Consequently, the World Bank has downgraded its rating of Guyana’s oversight of the project, it was noted.
Meanwhile, the international body, the Institute for Energy Economics and Financial Analysis (IEEFA) has commented that Guyana is getting too little of the project revenue and is also at risk due to inadequate environmental and fiscal contract requirements.
In all, critics say Exxon’s contract terms are lopsided. According to industry analysts at IHS Markit, an information services provider, “Exxon receives more than 85 per cent of the proceeds, the result of the government and public largely “absorbing Exxon’s costs”, according to the IEEFA, the WiredJA report stated.
Guyana’s oil reserves are estimated at over 11 billion barrels, the third-largest in Latin America and the Caribbean according to the IMF, and among the highest in the world relative to the country’s population size.
But critics forecast a future of lost opportunities. Guyanese citizens have filed a constitutional climate case to challenge fossil fuel production which they say exacerbates global warming and threatens human rights.
WiredJA stated, “The case, before Guyana’s Constitutional Court, claims that Guyana’s approval of a massive, ExxonMobil-led oil and gas build-out off the country’s coast violates the Government’s legal duty to protect the rights to a healthy environment, sustainable development, and the rights of future generations. The case reflects a growing concern within Guyana regarding the risks oil extraction poses on a national, regional, and international level.”

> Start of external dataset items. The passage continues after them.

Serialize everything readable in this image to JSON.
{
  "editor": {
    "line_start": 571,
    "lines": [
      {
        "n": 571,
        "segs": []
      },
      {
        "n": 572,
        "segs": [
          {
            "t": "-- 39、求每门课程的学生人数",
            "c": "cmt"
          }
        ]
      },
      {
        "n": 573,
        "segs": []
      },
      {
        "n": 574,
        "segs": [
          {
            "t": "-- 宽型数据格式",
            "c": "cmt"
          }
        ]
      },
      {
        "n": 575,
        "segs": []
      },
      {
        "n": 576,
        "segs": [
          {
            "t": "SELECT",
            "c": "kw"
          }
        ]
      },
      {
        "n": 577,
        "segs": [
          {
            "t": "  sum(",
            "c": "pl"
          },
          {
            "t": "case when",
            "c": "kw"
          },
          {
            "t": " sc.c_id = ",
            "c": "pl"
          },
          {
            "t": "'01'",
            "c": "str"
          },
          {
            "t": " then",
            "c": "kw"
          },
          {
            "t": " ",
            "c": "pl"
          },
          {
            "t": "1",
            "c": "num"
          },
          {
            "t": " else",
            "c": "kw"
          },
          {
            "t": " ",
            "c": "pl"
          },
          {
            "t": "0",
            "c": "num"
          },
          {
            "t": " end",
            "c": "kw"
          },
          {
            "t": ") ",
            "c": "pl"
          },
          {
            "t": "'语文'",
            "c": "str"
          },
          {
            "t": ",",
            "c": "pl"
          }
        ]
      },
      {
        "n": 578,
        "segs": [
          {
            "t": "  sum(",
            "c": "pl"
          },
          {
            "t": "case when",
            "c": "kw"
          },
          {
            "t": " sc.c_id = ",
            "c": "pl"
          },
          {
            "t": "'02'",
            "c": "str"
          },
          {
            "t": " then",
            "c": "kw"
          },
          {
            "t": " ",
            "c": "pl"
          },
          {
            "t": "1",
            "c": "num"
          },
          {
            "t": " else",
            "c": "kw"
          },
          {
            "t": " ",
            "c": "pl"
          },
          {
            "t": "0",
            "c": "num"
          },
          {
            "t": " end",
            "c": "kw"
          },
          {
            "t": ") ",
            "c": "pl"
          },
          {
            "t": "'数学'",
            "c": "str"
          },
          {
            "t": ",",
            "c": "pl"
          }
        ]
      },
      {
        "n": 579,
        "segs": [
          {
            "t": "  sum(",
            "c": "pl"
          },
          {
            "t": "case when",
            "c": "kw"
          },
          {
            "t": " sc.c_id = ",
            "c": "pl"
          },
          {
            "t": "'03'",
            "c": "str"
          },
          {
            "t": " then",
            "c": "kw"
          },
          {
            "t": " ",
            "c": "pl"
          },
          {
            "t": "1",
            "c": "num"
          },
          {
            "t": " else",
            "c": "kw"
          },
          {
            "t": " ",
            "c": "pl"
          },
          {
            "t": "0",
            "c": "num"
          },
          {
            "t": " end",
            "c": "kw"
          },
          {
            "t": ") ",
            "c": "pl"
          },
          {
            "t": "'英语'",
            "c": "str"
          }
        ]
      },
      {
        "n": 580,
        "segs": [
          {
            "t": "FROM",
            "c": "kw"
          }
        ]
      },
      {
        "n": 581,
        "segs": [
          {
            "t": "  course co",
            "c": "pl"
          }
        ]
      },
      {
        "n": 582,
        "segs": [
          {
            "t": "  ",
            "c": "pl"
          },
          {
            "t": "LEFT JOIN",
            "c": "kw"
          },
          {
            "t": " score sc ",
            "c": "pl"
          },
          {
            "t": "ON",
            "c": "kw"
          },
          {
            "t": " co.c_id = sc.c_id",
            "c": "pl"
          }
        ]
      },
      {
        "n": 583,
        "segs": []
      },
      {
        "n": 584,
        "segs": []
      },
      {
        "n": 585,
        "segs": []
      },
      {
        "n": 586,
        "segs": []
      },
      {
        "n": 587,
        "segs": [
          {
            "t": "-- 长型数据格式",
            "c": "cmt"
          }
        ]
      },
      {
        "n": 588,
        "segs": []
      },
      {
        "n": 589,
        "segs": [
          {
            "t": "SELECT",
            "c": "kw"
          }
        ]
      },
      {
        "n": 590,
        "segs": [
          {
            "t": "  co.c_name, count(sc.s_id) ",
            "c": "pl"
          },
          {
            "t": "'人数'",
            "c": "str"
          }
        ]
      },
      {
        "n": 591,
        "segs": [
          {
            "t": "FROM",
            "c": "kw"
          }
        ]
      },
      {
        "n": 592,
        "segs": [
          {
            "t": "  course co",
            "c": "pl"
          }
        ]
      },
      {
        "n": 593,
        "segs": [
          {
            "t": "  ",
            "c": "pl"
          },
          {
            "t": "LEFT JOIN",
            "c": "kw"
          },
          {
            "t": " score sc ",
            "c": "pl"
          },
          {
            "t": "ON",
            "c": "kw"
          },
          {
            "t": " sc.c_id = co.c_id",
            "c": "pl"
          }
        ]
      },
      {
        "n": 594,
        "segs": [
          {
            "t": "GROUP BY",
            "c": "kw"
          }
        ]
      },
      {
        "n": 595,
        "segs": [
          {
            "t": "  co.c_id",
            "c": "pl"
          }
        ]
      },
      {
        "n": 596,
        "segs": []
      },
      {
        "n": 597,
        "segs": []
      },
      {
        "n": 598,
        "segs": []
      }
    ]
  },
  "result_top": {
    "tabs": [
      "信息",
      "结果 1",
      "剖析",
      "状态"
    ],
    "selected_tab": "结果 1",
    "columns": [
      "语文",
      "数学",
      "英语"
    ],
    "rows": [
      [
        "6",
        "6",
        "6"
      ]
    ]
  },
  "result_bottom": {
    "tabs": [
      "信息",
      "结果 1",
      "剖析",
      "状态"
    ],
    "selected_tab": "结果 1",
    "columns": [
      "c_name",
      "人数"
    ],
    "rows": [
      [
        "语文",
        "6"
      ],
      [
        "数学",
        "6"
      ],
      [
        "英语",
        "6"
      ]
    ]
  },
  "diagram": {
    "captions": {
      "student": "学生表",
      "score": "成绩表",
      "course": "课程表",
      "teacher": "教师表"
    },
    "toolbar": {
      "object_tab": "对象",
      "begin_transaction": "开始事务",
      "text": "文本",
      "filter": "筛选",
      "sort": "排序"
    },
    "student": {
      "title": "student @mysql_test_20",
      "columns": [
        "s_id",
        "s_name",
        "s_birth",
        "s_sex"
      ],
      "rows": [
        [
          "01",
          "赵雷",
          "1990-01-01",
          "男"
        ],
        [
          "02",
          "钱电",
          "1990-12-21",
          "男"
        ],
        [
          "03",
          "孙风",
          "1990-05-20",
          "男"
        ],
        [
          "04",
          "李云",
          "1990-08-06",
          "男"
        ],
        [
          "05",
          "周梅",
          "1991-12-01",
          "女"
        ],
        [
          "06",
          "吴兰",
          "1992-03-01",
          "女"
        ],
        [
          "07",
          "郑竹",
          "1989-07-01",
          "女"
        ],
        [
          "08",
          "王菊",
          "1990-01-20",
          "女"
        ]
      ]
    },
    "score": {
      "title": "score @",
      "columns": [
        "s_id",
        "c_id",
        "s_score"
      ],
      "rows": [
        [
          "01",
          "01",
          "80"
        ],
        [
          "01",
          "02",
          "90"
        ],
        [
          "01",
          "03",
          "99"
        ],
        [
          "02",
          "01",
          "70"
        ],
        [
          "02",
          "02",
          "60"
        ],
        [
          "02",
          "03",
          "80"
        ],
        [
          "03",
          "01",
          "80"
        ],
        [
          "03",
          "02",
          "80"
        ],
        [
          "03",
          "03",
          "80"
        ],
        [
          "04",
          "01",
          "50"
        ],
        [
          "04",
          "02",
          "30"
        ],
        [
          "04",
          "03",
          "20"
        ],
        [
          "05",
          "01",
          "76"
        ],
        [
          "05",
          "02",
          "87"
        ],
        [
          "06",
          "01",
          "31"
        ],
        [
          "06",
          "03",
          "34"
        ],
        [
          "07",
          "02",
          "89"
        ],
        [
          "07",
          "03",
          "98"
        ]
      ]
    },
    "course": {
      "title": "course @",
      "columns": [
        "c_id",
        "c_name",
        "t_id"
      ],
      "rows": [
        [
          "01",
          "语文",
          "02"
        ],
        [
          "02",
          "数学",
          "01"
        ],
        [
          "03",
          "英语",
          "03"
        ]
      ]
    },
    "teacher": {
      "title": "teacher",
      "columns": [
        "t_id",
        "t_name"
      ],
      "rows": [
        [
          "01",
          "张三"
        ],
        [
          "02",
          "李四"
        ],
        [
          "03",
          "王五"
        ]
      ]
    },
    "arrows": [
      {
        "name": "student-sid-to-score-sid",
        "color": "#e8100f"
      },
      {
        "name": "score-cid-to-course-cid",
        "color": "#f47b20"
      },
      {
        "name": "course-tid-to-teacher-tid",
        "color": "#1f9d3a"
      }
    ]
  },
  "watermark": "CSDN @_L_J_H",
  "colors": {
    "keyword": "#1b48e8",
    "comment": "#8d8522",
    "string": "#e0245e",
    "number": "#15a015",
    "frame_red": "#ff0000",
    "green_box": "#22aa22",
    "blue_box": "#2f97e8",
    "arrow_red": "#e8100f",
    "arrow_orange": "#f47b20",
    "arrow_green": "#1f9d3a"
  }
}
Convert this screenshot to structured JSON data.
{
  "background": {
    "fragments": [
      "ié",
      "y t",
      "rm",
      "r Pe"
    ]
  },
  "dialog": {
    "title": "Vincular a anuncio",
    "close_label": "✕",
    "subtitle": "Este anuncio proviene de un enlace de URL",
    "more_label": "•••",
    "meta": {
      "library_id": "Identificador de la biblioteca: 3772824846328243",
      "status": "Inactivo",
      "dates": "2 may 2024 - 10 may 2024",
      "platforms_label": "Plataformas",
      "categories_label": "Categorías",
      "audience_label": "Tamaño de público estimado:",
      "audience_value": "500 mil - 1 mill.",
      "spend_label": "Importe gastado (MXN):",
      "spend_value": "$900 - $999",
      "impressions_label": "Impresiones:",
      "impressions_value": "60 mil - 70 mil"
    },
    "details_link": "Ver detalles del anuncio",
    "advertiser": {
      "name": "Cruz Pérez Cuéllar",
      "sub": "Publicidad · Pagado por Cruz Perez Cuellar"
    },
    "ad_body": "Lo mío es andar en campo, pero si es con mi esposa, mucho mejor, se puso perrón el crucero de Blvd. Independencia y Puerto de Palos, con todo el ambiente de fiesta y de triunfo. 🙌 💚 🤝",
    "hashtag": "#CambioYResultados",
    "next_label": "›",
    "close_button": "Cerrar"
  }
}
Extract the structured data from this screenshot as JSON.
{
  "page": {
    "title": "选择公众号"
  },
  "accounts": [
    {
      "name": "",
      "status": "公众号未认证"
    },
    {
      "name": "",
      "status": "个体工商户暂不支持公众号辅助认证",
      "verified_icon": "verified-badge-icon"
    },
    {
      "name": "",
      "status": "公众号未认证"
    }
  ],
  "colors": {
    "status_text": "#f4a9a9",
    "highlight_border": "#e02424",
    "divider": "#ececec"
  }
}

“An oil and gas industry is difficult to reconcile with [Guyana’s] international environmental commitments and the constitution,” comments Guyanese attorney-at-law Ronald Burch-Smith.
Among the charges against Exxon are inadequate safeguards for Liza 1, a project spanning more than 6million acres off the coast of Guyana that includes 17 additional prospects in the exploration and preparatory phases.
WiredJA said experts claim that Exxon in Guyana appears to be taking advantage of an unprepared government in one of the lowest-income nations in South America, “allowing the company to skirt necessary oversight”.
In March 2022, the World Bank issued an interim report that found the country’s rating had slipped from “Moderately Satisfactory” to “Moderately Unsatisfactory”, the article said.
The World Bank said that while grant activities have been designed to help Guyana boost staff, experts, training and analysis at the Ministry of Natural Resources and Ministry of Finance, this came to a halt at the end of 2021. This is despite the fact that grants made to the country were expected to support work through 2024. Meanwhile, flaring pollution and other risks continue.